On December 8, 2004, Tim Kettler, the Coshocton County recount coordinator for Green presidential candidate David Cobb, was informed by a Coshocton County Board of Elections (BOE) employee that the county would officially recount on Tuesday, December 14.
In a follow up phone call to the BOE a few days later, Kettler learned that BOE Director Mary Fry was planning a full hand count on December 14. This was a surprise, since the Coshocton County BOE had certified its vote total to Ohio Secretary of State Kenneth Blackwell on December 6 as required by law and the required recount only mandated a hand count of 3% of the county's votes, not a full hand recount.
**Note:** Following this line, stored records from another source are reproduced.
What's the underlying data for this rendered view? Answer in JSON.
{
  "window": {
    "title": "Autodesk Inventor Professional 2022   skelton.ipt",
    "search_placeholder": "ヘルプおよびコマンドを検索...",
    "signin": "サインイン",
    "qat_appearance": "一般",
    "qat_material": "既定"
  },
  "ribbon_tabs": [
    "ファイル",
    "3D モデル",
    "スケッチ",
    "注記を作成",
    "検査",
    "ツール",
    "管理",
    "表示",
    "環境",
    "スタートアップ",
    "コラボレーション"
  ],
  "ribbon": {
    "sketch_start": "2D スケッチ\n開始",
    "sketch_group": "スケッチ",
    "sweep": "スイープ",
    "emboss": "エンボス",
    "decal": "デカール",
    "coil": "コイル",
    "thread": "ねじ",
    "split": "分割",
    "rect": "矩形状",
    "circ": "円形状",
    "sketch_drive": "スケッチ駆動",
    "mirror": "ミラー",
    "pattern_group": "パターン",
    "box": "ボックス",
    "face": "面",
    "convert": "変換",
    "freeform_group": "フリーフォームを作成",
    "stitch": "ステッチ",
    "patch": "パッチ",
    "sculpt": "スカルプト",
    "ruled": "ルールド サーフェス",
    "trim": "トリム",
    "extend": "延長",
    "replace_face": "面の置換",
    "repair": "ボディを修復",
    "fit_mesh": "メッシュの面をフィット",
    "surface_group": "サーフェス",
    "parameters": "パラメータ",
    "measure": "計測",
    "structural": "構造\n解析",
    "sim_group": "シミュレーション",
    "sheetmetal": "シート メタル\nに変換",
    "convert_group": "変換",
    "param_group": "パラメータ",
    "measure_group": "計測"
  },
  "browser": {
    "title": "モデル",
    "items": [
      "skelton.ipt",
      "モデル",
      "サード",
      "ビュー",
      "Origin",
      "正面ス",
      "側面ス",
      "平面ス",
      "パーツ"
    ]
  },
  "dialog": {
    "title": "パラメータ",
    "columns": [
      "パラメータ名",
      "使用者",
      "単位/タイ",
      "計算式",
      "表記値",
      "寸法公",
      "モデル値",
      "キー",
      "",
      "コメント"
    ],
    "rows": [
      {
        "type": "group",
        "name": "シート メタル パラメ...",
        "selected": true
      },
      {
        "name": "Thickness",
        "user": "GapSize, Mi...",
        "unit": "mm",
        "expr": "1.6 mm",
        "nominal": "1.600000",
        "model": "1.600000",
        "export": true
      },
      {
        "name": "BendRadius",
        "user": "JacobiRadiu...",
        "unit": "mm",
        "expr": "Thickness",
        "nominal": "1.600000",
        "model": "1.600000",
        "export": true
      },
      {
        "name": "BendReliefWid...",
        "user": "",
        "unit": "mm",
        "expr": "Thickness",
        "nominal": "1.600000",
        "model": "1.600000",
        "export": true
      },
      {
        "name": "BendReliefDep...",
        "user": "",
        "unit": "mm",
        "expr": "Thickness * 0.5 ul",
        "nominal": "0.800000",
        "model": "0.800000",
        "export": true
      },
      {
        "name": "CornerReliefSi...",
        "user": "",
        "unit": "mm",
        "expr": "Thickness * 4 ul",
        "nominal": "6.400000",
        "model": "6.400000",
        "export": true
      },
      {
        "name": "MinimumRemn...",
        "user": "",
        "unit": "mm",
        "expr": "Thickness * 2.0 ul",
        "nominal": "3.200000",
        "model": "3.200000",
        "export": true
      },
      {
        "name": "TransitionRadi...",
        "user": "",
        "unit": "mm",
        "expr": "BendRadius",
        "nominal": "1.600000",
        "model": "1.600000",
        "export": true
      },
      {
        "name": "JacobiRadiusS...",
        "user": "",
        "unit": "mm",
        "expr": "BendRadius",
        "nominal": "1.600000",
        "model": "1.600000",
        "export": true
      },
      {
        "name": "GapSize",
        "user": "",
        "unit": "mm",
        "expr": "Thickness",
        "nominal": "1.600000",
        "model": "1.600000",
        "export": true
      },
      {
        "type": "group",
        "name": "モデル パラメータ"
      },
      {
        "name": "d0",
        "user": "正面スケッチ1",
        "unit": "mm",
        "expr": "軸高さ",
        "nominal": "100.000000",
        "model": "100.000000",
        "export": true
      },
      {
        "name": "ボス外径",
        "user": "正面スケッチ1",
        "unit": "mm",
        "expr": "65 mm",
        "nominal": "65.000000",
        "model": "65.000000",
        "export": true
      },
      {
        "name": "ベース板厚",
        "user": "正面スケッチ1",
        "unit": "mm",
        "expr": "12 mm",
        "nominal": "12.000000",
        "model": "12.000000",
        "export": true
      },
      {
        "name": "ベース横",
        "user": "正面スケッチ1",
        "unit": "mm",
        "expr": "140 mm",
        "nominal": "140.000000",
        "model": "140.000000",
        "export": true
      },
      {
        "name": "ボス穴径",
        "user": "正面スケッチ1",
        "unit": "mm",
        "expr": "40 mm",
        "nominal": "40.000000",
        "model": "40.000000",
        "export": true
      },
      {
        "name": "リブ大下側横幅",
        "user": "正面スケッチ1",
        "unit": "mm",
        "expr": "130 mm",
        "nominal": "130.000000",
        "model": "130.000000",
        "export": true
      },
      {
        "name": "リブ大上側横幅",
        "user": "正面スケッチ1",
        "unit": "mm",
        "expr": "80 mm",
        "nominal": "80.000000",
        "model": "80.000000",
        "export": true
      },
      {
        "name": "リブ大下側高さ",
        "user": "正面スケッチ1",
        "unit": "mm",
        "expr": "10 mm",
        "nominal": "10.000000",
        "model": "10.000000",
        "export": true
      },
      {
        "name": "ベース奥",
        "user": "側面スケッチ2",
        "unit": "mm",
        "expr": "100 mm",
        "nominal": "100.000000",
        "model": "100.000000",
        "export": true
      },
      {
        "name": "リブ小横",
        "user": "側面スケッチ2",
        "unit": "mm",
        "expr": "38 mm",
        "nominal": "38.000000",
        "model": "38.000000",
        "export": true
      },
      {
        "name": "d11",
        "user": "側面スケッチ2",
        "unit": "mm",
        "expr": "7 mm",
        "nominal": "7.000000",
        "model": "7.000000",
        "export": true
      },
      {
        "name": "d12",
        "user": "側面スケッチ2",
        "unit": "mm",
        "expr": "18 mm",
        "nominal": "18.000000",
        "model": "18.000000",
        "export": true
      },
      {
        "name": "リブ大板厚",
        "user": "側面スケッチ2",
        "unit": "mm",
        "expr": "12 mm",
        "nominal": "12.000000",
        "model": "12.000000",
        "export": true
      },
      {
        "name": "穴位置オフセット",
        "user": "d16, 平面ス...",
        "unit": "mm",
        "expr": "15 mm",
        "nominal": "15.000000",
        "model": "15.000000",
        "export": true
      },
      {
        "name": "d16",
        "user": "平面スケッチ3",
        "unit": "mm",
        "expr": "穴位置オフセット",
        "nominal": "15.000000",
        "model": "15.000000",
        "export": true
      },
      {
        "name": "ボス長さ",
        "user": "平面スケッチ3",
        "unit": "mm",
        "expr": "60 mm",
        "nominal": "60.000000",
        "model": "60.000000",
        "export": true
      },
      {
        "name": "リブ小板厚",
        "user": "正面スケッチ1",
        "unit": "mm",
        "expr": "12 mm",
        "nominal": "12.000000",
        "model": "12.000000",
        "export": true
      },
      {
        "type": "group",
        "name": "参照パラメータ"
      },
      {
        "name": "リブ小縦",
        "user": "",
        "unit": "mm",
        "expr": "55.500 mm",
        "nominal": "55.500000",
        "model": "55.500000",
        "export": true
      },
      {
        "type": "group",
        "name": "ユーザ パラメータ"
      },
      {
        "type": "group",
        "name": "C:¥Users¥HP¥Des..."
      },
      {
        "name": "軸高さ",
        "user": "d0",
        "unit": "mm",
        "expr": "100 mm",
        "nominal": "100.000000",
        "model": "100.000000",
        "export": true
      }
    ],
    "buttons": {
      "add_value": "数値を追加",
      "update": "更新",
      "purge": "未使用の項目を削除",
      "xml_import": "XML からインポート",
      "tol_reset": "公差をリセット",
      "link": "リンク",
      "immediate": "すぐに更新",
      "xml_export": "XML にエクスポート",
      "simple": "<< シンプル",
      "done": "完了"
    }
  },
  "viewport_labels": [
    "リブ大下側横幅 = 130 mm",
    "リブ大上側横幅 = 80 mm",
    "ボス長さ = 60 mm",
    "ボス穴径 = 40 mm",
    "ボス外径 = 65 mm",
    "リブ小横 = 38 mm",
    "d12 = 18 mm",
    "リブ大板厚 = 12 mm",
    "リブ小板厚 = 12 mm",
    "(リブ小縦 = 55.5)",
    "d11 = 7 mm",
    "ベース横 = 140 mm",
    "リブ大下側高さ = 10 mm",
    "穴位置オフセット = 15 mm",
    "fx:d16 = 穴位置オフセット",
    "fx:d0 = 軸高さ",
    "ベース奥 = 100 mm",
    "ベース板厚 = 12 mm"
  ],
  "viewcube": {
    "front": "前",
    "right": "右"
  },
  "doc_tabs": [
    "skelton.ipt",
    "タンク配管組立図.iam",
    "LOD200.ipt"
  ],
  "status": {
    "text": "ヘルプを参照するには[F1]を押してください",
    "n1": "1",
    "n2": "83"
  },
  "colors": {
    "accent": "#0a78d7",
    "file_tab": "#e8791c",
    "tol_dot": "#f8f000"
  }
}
The reasons for the hand count would prove even more shocking.
Documents obtained by the Free Press, from a criminal complaint filed by Kettler, show that despite fixing the legal time and place for the recount, the Coshocton County BOE ha begun to pre-count, just like Cuyahoga County, the ballots without notifying representatives of the Green and Libertarian Parties.
BOE records obtained by the Free Press, and filed by Kettler with Prosecutor Batchelor, indicate that a 'special Meeting" was called on December 9 by the Coshocton County BOE to discuss the recount. At the BOE meeting, "a motion was made by David Burns to hand count Precinct 3-C . . . " after the legal certification of the vote, and prior to the recount.
Records indicate that on December 10, 2004, a new certified vote total was sent to Blackwell's office.
Fry informed Kettler in a December 27, 2004 letter that the unexplained December 10 filing contained ". . . amended totals."
The December 27 letter to Kettler also documents that Director Fry knew that errors were being made by the ES&S 550 vote counting machines in tabulating the certified Election Day votes.
"Fry's reason for the allegedly illegal pre-count calls into question the accuracy of ES&S scantron voting machines: "MANY OF THE ERRORS IN TOTALS WERE NOTED TO HAVE BEEN CONDUCTED ON THE 550 [ES&S] COUNTER, WHERE TOTALS ON THE 150 COUNTER WERE STILL REMAINING THE SAME AS ON ELECTION NIGHT AND DURING OUR RECOUNT OF THE BALLOTS FOR CERTIFICATION TOTALS."
The Free Press found similar problems with ES&S 550 counting machines during the 2004 election in Miami County. In Miami County, the counter appeared to add phantom votes never cast to the 2004 presidential election totals. (See "Official States Electronic Voting System Added Votes Never Cast in 2004 Presidential Election; Audit Log Missing," by Peter Peckarsky, Ron Baiman and Robert Fitrakis.)